Para se ter uma ideia, a consultoria multinacional PricewaterhouseCoopers prevê que a economia compartilhada movimente em 2025, no mundo todo, algo em torno de US$ 335 bilhões - o PIB da Dinamarca. Serão milhões compartilhando roupas, joias, jantares, vagas para estacionar, residências, carros, bicicletas, aulas de inglês, de violão, de teatro.
- Tudo isso é muito bonito, mas não dá para negar que teremos traumas - alerta o economista Marcos Troyjo. - Haverá injustiças, sim, e muita gente perderá a segurança que encontrava em sua profissão.
É o caso das faxineiras da startup de Ibrahim Cesar, que ligavam chorando para reclamar. Como elas - e como os taxistas, os banqueiros, os hoteleiros e o fabricantes de carros -, milhões de pessoas vão gritar por direitos trabalhistas e resistir ao que alguns já chamam de pós-capitalismo, outros de capitalismo da gentileza, outros de Era Compartilhada.

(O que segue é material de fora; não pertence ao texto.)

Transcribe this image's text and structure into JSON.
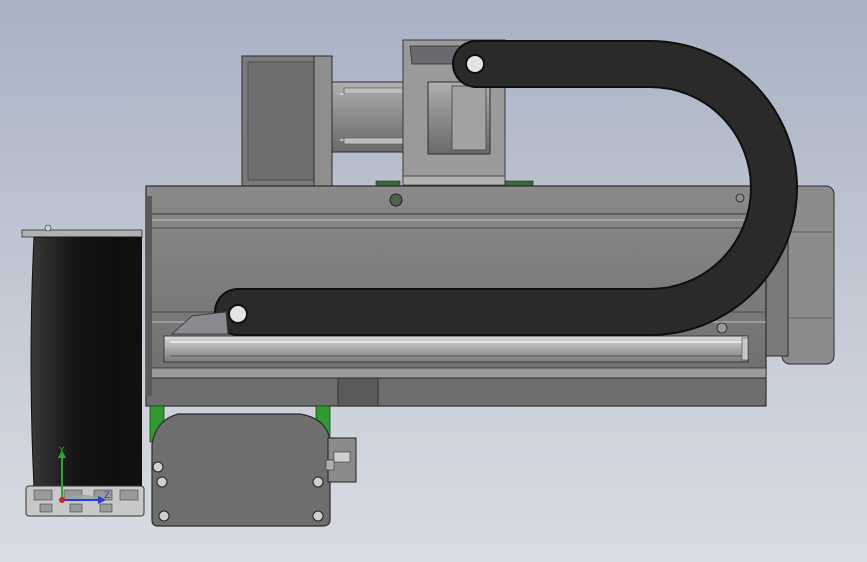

- Podemos e devemos minorar a dor de todos, ainda mais de gente humilde como aquelas diaristas. Mas dizer que todas as garantias de hoje se manterão, olha, seria uma falácia - conclui Leandro Novais e Silva, professor de Direito Econômico da UFMG.
Uber Kontroverse
- O aplicativo Uber está disponível em 58 países. No Brasil, onde está disponível desde o ano passado, Rio de Janeiro, São Paulo, Brasília e Belo Horizonte são as cidades que dispõem do serviço, basicamente um sistema particular de transporte.
- Em muitos países, a informalidade do serviço provoca protestos dos transportadores que se submetem às exigências legais para transporte de passageiros. Não tem sido diferente no Brasil. Tanto em São Paulo quanto no Rio foram realizadas há duas semanas grandes manifestações de taxistas contra o serviço.
- No Rio, depois dos protestos, foi intensificada a fiscalização de carros particulares - no dia 28, oito carros foram apreendidos no Aeroporto Santos Dumont, dois deles vinculados ao Uber.
- Em São Paulo, a prefeitura informou, após as manifestações, que o transporte pelo Uber não é permitido na cidade, e que 44 carros foram apreendidos desde agosto do ano passado.
SEM INTERMEDIÁRIOS
HOSPEDAGEM
Airbnb
Gente do mundo todo aluga casas, quartos e até castelos para turistas, que pesquisam no aplicativo os locais onde pretendem se hospedar.
EMPRÉSTIMO DE DINHEIRO
LendingClub
Espécie de banco informal nos Estados Unidos: pessoas comuns emprestam dinheiro com taxa menor do que a bancária. Vale a reputação do bom pagador.
TROCA DE TEMPO
Bliive
A moeda é o tempo, não o dinheiro. Você oferece 10 horas de aula de inglês, por exemplo, e ganha 10 horas para fazer aula do que quiser com outro usuário - culinária, piano, artes etc.
GASTRONOMIA
EatWith
Pessoas que gostam de cozinhar - e querem faturar com isso - recebem outras em sua casa para uma refeição. O anfitrião define o número de participantes, e todos se conhecem na hora de comer.
GARAGEM
ParkShare
No ParkShare, em operação só nos EUA, é possível alugar a vaga de seu prédio nas horas sem uso para quem foge do preço alto de estacionamentos.
MODA E ARTESANATO
Etsy
É possível comprar roupas, joias, móveis e acessórios de pessoas que vivem em todos os cantos do mundo. Artistas vendem produções artesanais na plataforma.
SERVIÇOS GERAIS
GetNinjas
A plataforma conecta pedreiros, pintores, babás, cozinheiras, acompanhantes de idosos - todos avaliados por quem já os contratou - a quem precisa dos serviços.